Cybersecurity is no longer a pure IT topic, but a question of resilience, sovereignty, and functionality. When digital systems fail, it is not only computers that come to a standstill, but often real processes: mobility, production, communication, administration, healthcare. That is precisely why it is no longer sufficient to treat cybersecurity merely as a tool stack, an operating cost item, or a compliance question. At critical points, we need architectural decisions that permanently reduce attack surfaces and prevent individual failures from becoming systemic crises. Our core thesis is therefore deliberately ambitious: If software trust remains permanently fragile, "physical trust" must become the next base layer at critical endpoints.
"Especially for safety-critical technologies, the connection between research, industry, and the public sector is a real accelerator. We see CISPA not merely as a source of support, but as a place where a technological thesis gradually becomes a robust reality."
About two months ago, you announced that VISS was selected for the NATO DIANA program. What does this milestone mean concretely for you?

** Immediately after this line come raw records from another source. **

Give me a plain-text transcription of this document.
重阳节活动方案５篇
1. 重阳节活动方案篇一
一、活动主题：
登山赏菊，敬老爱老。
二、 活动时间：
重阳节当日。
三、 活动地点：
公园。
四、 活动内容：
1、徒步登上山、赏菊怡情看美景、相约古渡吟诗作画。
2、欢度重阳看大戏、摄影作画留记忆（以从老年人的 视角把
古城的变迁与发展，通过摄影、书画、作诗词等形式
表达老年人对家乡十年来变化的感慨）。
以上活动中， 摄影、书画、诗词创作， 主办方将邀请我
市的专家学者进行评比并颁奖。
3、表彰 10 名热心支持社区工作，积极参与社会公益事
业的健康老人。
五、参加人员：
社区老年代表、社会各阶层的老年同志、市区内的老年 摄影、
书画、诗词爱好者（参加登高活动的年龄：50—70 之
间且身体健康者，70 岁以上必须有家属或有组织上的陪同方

For us, NATO DIANA is not just a label, but validation, acceleration, and access to real deployment environments. For a company like VISS, this is particularly important because safety-critical hardware does not win through slide decks, but through tests, evaluation, and robust use-case scenarios. That is exactly what DIANA stands for. Added to this is access to relevant stakeholders, realistic test environments, and an environment in which resilience is not an abstract idea but an operational necessity. The financial component is also important. Non-dilutive funding is particularly valuable for deep-tech startups because it enables technological maturation without immediately triggering new dilution. The fact that we were selected in a highly competitive selection process from several thousand submissions is therefore a strong signal for us: Our approach is perceived not merely as an interesting idea, but as technology with real security-policy relevance.
VISS aims to become the standard in every critical IT environment in the future. How do you envision this transformation, and what are the major steps to get there?
Every decade brings a new security layer. We believe that physical endpoint isolation is the next one. We see the path in three stages. First: today, the external VISSBOX as a plug-and-play solution for existing systems. Second: tomorrow, miniaturization and integration into safety-critical devices and OEM environments. Third: in the long term, a standardized hardware security function at the module or chip level. The transformation will not happen overnight. But when attacks scale faster than patch cycles and when resilience becomes a strategic capability, isolation will move from a special case to a base layer. That is precisely where our vision lies: from a box next to the computer to a foundational hardware security layer for networked endpoints.
How does a startup like VISS benefit from the support of a leading research center like CISPA?
To us, CISPA is an environment in which a radical security idea is not only supported, but also rigorously challenged. For a deep-tech startup, this is extremely valuable. If you want to build a new security category, you do not need an environment that only applauds, but one that critically questions technological claims. This sparring is exactly what helps us to further sharpen our architecture, security argumentation, and priorities. At the same time, CISPA brings access to networks, talent, and credibility. Especially for safety-critical technologies, this connection between research, industry, and the public sector is a real accelerator. We see CISPA not merely as a source of support, but as a place where a technological thesis gradually becomes a robust reality.